Electrodeposition is the electrochemical process of synthesizing a thin layer of metal on top of a different substrate, or conducting surface, to modify its external properties. It provides the basis for an array of industrial applications, including refining and metal plating.
The award places Brankovic among a small group of electrodeposition leaders around the world, recognizing his success in straddling the boundaries between nanoscience and nanotechnology and working in some of the discipline’s most significant areas: magnetic materials and devices, and surface-limited reactions for catalysis and other applications.
Brankovic recently discovered the controlling phenomena of speed in which catalysts are formed, which may result in building better catalysts, the fundamental substance that speeds up reactions in all industries from petrochemical to manufacturing.

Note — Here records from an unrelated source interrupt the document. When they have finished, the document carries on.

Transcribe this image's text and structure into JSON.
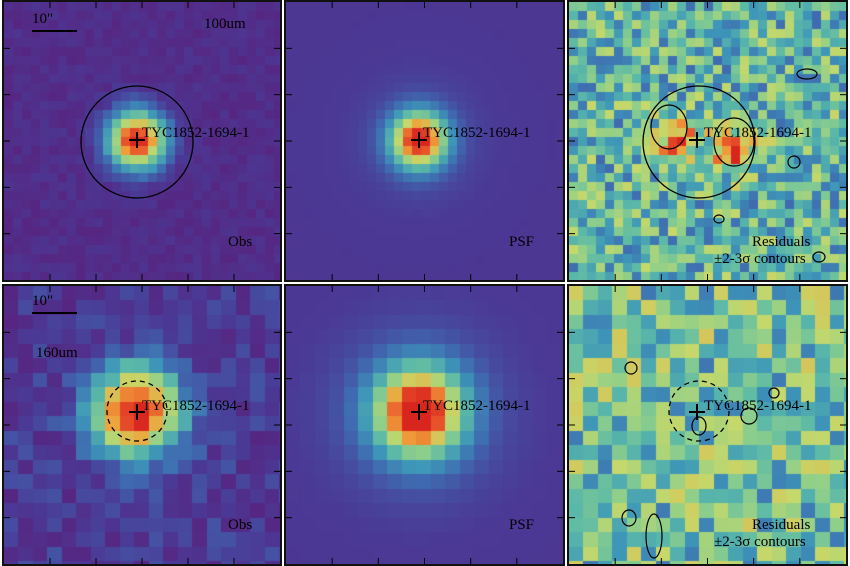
{
  "target_name": "TYC1852-1694-1",
  "scale_bar_label": "10\"",
  "rows": [
    {
      "band": "100um",
      "panels": [
        {
          "kind": "obs",
          "corner_label": "Obs",
          "circle_style": "solid",
          "show_band": true,
          "show_scale": true
        },
        {
          "kind": "psf",
          "corner_label": "PSF",
          "circle_style": "none",
          "show_band": false,
          "show_scale": false
        },
        {
          "kind": "residual",
          "corner_label": "Residuals",
          "corner_label_2": "±2-3σ contours",
          "circle_style": "solid",
          "show_band": false,
          "show_scale": false
        }
      ]
    },
    {
      "band": "160um",
      "panels": [
        {
          "kind": "obs",
          "corner_label": "Obs",
          "circle_style": "dashed",
          "show_band": true,
          "show_scale": true
        },
        {
          "kind": "psf",
          "corner_label": "PSF",
          "circle_style": "none",
          "show_band": false,
          "show_scale": false
        },
        {
          "kind": "residual",
          "corner_label": "Residuals",
          "corner_label_2": "±2-3σ contours",
          "circle_style": "dashed",
          "show_band": false,
          "show_scale": false
        }
      ]
    }
  ],
  "colormap": [
    "#5a1f7a",
    "#4a3a96",
    "#3f6ab0",
    "#3d95b8",
    "#5bb9a8",
    "#8fcf8a",
    "#c6d86a",
    "#f0a23a",
    "#e8532a",
    "#d8261f"
  ]
}
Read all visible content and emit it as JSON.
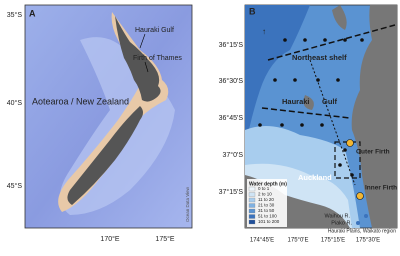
{
  "panel_a": {
    "label": "A",
    "lat_labels": [
      "35°S",
      "40°S",
      "45°S"
    ],
    "lon_labels": [
      "170°E",
      "175°E"
    ],
    "annotations": [
      "Hauraki Gulf",
      "Firth of Thames",
      "Aotearoa / New Zealand"
    ],
    "credit": "Ocean Data View"
  },
  "panel_b": {
    "label": "B",
    "lat_labels": [
      "36°15'S",
      "36°30'S",
      "36°45'S",
      "37°0'S",
      "37°15'S"
    ],
    "lon_labels": [
      "174°45'E",
      "175°0'E",
      "175°15'E",
      "175°30'E"
    ],
    "regions": [
      "Northeast shelf",
      "Hauraki",
      "Gulf",
      "Outer Firth",
      "Inner Firth",
      "Auckland",
      "Waihou R.",
      "Piako R.",
      "Hauraki Plains, Waikato region"
    ],
    "legend": {
      "title": "Water depth (m)",
      "items": [
        {
          "label": "0 to 1",
          "color": "#eef6fc"
        },
        {
          "label": "2 to 10",
          "color": "#cfe4f5"
        },
        {
          "label": "11 to 20",
          "color": "#a8cdee"
        },
        {
          "label": "21 to 30",
          "color": "#7fb1e2"
        },
        {
          "label": "31 to 50",
          "color": "#5a93d2"
        },
        {
          "label": "51 to 100",
          "color": "#3b73bd"
        },
        {
          "label": "101 to 200",
          "color": "#1f4f9a"
        }
      ]
    }
  }
}
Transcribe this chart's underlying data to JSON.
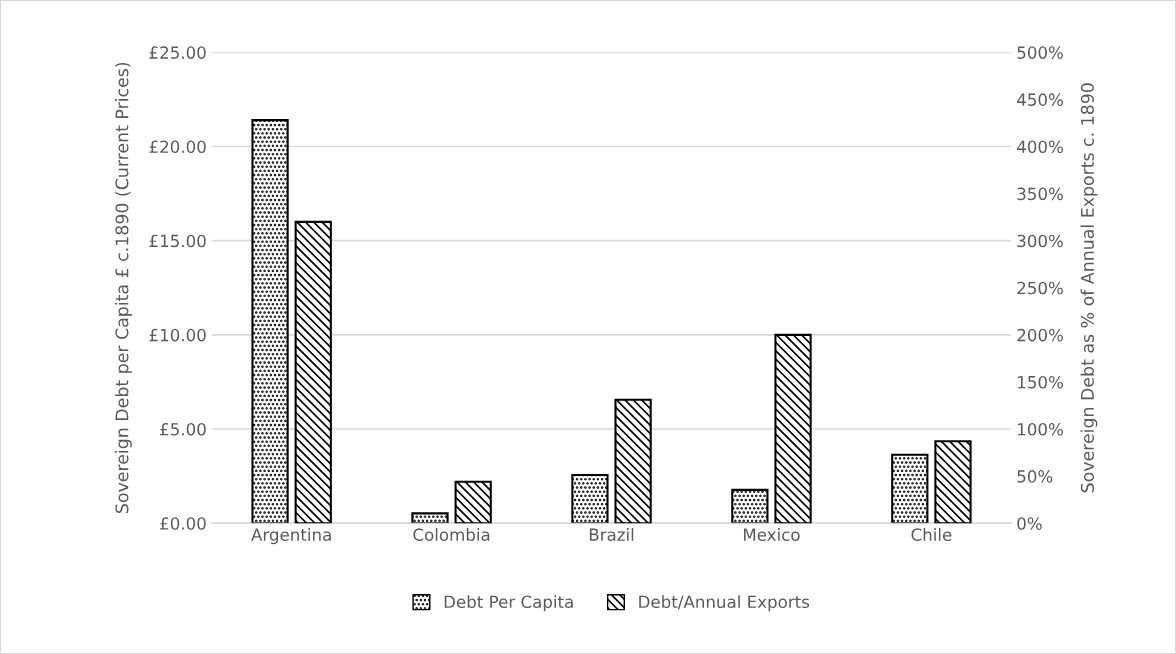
{
  "chart_data": {
    "type": "bar",
    "ylabel": "Sovereign Debt per Capita £ c.1890 (Current Prices)",
    "y2label": "Sovereign Debt as % of Annual Exports c. 1890",
    "categories": [
      "Argentina",
      "Colombia",
      "Brazil",
      "Mexico",
      "Chile"
    ],
    "series": [
      {
        "name": "Debt Per Capita",
        "color": "#000000",
        "values": [
          21.4,
          0.52,
          2.56,
          1.77,
          3.63
        ]
      },
      {
        "name": "Debt/Annual Exports",
        "color": "#000000",
        "axis": "y2",
        "values": [
          320,
          44,
          131,
          200,
          87
        ]
      }
    ],
    "ylim": [
      0,
      25
    ],
    "yticks": [
      {
        "value": 0,
        "label": "£0.00"
      },
      {
        "value": 5,
        "label": "£5.00"
      },
      {
        "value": 10,
        "label": "£10.00"
      },
      {
        "value": 15,
        "label": "£15.00"
      },
      {
        "value": 20,
        "label": "£20.00"
      },
      {
        "value": 25,
        "label": "£25.00"
      }
    ],
    "y2lim": [
      0,
      500
    ],
    "y2ticks": [
      {
        "value": 0,
        "label": "0%"
      },
      {
        "value": 50,
        "label": "50%"
      },
      {
        "value": 100,
        "label": "100%"
      },
      {
        "value": 150,
        "label": "150%"
      },
      {
        "value": 200,
        "label": "200%"
      },
      {
        "value": 250,
        "label": "250%"
      },
      {
        "value": 300,
        "label": "300%"
      },
      {
        "value": 350,
        "label": "350%"
      },
      {
        "value": 400,
        "label": "400%"
      },
      {
        "value": 450,
        "label": "450%"
      },
      {
        "value": 500,
        "label": "500%"
      }
    ],
    "grid": "y",
    "legend": "bottom"
  }
}
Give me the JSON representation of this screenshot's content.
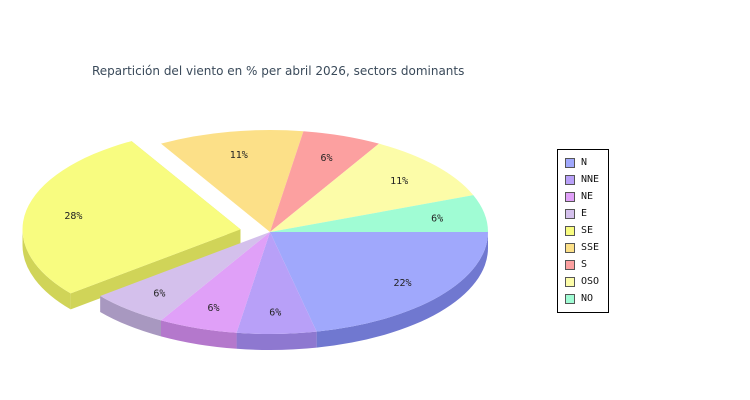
{
  "chart_data": {
    "type": "pie",
    "title": "Repartición del viento en % per abril 2026, sectors dominants",
    "categories": [
      "N",
      "NNE",
      "NE",
      "E",
      "SE",
      "SSE",
      "S",
      "OSO",
      "NO"
    ],
    "values": [
      22,
      6,
      6,
      6,
      28,
      11,
      6,
      11,
      6
    ],
    "value_labels": [
      "22%",
      "6%",
      "6%",
      "6%",
      "28%",
      "11%",
      "6%",
      "11%",
      "6%"
    ],
    "colors": [
      "#a0a8fc",
      "#b8a0f8",
      "#e0a0f8",
      "#d4c0ec",
      "#f8fc80",
      "#fce088",
      "#fca0a0",
      "#fcfca8",
      "#a0fcd4"
    ],
    "side_colors": [
      "#7078d0",
      "#8e78d0",
      "#b478cc",
      "#a898c0",
      "#d0d458",
      "#d0b460",
      "#d07878",
      "#d0d080",
      "#78d0aa"
    ],
    "exploded": "SE",
    "legend_position": "right",
    "style": "3d"
  }
}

Of the award Brankovic said, “It’s a hardcore scientific contest where they evaluate your impact in the field and for this I am very flattered.”
The feeling for Brankovic among his peers is not simple flattery, but uncompromising admiration for the man who created no less than an entire new field of study. Proof comes in the comments of five professors around the world who nominated him for the prestigious award.
“He contributed critically to electrocatalysts science and technology by inventing (and patenting) the use of atomic monolayer deposition on nanoparticles and, with that, de facto created the now-flourishing field of core-shell electrocatalysts,” said Plamen Atanossov, Distinguished Professor of chemical and biological engineering at the University of New Mexico.
Jay Switzer, Donald L. Castleman/FCR Missouri Endowed Professor of discovery in chemistry at the Missouri University of Science and Technology noted Brankovic’s ability to bridge different areas of science with his magnetic materials research: “In the area of magnetic material electrodeposition, I would rate him as one of the top three researchers in the world.”
Daniel Schwartz, ECS Fellow, ELDP Research Awardee and Boeing-Sutter Professor of chemical engineering at the University of Washington, added that Brankovic “seems to have a depth of knowledge that is boundless.”
Said Brankovic, “I am proud that the people who nominated me recognized that I may have changed the electrochemical material science field with my work for the better.”
About the award
Established in 1979, the Electrodeposition Division Research Award recognizes outstanding research and encourages publication of high quality papers in the Journal of The Electrochemical Society.
The annual winner has made a recent outstanding achievement in, or contribution to, the field of electrodeposition.